A NEWLY-FORMED community group has formally objected to Northumberland County Council’s proposals to remove free home to school transport at Bellingham Middle School.

The Bellingham Middle School Community Association was set up to support the education of pupils and fund-raise for community projects which benefit the school.

The group has now sent a letter on behalf of parents, pupils and community members regarding the proposed removal of free transport for pupils joining the school from next year.

In the letter the group stated: “Due process has not been followed, it’s discriminatory with regards to parental preference, it’s disadvantageous to children’s education, it’s detrimental to children’s health, wellbeing and social development, and has a negative impact on the rural carbon footprint.”

Chairwoman of the group, Julie Mobberley, said parents were being treated in an “extremely discriminatory manner”.

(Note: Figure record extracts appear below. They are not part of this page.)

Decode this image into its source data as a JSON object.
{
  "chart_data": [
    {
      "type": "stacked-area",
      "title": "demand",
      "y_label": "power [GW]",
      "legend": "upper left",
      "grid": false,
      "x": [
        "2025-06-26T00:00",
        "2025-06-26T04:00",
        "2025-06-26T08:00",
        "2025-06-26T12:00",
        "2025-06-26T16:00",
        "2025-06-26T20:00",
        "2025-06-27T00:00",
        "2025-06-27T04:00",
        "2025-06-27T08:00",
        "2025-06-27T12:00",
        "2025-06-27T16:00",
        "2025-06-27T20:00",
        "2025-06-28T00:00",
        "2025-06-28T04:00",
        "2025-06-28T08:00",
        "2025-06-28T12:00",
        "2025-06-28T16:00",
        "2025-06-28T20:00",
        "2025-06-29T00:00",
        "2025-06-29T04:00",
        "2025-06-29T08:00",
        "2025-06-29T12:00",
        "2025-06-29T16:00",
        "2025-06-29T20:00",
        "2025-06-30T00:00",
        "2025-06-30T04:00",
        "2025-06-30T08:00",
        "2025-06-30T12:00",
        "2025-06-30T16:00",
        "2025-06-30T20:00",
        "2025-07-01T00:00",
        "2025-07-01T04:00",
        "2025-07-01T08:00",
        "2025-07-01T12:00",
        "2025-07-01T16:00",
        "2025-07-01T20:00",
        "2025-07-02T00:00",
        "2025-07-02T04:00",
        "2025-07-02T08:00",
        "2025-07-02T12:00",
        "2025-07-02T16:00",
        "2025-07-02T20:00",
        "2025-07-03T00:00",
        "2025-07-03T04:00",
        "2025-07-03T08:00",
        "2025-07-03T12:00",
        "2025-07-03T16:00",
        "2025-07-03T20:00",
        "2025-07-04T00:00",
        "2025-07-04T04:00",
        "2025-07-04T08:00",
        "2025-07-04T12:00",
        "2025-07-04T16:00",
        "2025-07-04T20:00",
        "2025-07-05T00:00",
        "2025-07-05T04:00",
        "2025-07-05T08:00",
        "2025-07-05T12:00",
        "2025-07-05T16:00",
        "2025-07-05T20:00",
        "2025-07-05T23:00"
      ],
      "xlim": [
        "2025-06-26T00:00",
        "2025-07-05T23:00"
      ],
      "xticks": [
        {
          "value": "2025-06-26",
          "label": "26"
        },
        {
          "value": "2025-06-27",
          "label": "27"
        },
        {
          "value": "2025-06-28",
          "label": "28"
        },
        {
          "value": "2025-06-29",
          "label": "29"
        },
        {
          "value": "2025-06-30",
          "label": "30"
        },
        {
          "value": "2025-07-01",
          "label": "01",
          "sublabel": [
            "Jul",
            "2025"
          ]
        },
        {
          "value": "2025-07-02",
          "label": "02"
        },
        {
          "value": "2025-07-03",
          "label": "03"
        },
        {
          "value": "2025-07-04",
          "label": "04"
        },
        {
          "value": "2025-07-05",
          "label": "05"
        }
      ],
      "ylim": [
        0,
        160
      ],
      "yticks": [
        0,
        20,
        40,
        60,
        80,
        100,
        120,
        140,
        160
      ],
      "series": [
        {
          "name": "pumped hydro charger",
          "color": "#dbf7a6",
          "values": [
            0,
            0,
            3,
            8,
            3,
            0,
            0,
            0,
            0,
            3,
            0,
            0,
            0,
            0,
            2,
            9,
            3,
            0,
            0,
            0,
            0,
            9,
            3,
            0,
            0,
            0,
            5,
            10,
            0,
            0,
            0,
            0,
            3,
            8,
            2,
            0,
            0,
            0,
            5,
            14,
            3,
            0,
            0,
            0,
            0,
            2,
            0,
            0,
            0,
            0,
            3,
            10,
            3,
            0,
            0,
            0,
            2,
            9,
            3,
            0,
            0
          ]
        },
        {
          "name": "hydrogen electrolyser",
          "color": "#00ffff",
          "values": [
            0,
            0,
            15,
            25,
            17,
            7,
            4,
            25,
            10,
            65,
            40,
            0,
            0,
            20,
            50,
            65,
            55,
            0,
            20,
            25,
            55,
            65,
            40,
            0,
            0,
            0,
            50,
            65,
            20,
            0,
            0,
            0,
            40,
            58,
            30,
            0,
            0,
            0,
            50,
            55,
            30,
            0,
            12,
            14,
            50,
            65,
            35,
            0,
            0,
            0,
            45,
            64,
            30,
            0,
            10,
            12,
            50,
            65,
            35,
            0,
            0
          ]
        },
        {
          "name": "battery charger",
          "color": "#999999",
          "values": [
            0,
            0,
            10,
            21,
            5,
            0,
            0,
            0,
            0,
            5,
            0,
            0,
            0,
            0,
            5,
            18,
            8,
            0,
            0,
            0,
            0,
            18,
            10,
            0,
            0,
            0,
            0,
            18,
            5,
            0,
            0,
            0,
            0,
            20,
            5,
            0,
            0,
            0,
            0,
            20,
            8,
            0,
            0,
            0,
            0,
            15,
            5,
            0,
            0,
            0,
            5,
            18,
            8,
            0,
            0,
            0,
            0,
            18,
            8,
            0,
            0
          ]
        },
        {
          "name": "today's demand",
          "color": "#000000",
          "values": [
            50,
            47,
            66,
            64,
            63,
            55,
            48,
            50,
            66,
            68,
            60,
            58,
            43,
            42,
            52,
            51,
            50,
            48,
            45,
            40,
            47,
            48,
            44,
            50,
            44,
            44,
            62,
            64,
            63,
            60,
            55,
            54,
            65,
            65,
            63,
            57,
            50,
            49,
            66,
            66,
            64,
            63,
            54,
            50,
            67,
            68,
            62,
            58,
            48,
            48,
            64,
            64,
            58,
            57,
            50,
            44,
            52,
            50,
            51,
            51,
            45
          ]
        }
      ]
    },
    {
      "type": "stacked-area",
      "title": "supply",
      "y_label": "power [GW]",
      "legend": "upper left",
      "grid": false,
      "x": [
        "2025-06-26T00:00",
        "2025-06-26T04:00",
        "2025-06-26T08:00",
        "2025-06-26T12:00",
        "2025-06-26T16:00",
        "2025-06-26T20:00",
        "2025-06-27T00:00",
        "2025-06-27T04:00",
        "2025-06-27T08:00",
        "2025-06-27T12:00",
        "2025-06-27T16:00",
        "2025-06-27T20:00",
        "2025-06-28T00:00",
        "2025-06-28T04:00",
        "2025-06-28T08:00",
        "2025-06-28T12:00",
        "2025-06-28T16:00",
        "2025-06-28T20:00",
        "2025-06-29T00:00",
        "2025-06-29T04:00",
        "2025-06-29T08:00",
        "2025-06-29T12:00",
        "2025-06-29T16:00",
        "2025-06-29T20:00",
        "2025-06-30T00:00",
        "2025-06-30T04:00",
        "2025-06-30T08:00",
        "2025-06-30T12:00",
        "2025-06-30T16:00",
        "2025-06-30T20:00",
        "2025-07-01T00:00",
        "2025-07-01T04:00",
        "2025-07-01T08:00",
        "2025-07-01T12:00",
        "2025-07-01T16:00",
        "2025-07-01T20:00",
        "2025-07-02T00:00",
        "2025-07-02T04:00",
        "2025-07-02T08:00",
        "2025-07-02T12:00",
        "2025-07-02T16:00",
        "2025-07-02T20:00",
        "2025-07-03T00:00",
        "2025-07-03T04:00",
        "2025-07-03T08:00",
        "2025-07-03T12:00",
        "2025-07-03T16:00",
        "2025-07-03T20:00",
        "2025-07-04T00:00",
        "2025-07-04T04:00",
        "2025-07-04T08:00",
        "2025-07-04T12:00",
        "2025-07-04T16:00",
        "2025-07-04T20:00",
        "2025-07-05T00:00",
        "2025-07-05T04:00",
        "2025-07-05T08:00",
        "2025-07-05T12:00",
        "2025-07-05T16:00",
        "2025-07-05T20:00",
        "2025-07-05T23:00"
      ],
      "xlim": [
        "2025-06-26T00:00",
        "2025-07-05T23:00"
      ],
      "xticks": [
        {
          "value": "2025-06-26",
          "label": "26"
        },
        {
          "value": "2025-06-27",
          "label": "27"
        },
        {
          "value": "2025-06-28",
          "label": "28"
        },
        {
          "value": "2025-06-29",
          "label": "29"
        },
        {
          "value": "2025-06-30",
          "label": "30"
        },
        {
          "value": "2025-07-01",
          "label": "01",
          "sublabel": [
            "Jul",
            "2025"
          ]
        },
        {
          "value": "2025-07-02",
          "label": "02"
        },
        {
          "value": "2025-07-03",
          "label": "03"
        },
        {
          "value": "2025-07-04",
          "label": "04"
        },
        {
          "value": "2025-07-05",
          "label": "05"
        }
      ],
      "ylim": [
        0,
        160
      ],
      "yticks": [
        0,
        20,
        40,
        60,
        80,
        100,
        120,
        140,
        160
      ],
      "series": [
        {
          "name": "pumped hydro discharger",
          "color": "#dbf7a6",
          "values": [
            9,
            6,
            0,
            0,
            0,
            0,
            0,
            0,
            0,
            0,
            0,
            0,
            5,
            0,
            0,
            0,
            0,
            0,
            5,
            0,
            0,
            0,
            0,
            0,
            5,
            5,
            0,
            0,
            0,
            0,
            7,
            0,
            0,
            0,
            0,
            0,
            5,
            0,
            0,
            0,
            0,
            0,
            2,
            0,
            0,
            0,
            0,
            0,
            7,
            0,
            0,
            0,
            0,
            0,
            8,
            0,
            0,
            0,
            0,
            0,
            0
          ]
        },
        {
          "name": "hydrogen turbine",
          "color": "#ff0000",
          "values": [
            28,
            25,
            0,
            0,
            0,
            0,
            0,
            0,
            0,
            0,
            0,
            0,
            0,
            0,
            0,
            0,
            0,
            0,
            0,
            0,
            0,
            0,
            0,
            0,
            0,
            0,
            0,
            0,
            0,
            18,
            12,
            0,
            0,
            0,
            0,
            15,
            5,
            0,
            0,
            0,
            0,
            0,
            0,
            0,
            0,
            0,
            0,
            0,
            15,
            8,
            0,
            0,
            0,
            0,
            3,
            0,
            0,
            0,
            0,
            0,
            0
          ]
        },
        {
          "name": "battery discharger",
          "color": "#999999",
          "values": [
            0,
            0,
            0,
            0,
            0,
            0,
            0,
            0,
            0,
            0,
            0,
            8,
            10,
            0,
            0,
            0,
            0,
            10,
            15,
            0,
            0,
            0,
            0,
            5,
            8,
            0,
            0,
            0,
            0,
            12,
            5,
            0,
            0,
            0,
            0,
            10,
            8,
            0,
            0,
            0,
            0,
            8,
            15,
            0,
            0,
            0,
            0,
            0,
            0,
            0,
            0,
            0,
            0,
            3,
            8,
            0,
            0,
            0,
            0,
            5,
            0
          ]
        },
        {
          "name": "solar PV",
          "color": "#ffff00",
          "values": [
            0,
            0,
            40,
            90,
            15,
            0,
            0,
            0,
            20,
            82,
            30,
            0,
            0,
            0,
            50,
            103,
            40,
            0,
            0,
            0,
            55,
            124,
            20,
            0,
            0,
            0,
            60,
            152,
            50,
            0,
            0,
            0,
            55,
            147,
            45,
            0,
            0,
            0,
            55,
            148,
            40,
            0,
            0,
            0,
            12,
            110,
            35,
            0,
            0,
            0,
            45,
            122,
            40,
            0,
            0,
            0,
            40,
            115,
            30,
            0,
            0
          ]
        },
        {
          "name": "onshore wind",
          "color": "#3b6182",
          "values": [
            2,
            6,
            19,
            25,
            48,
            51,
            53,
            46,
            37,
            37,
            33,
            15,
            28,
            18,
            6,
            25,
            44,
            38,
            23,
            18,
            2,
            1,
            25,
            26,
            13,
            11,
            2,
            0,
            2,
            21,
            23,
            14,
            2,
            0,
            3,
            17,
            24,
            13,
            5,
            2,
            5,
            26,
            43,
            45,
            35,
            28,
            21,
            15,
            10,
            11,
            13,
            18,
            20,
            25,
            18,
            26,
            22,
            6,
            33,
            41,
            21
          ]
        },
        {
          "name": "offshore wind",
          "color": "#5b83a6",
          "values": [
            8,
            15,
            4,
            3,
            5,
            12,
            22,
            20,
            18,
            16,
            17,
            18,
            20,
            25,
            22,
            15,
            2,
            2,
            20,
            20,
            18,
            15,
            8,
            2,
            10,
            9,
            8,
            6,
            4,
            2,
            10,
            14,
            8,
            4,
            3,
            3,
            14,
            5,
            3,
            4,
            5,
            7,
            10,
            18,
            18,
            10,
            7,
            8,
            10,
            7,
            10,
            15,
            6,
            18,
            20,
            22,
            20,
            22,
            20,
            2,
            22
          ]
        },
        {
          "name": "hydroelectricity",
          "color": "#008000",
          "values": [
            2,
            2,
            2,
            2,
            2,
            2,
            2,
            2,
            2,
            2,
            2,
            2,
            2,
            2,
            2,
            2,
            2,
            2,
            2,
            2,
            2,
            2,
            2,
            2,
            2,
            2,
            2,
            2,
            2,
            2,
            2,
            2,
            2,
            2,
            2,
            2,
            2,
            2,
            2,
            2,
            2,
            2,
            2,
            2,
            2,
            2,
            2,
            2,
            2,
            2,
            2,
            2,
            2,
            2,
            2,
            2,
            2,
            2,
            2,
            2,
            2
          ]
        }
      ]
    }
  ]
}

The letter argued that children moving to the school from next September warranted the same access to free school transport as schools in the Hexham Partnership.

The middle school was saved from closure after a school adjudicator overturned a council decision to close it, but it remains part of the Haydon Bridge Partnership where a two-tier system exists.

Local resident, Joyce Knudsen, has also sent a letter to the council raising concerns about the extra miles pupils in the North Tyne would have to travel to Haydon Bridge, as opposed to attending the middle school.

A council spokeswoman said: “We considered very carefully the position for families in the light of the future structure agreed by the council for schools in the area.”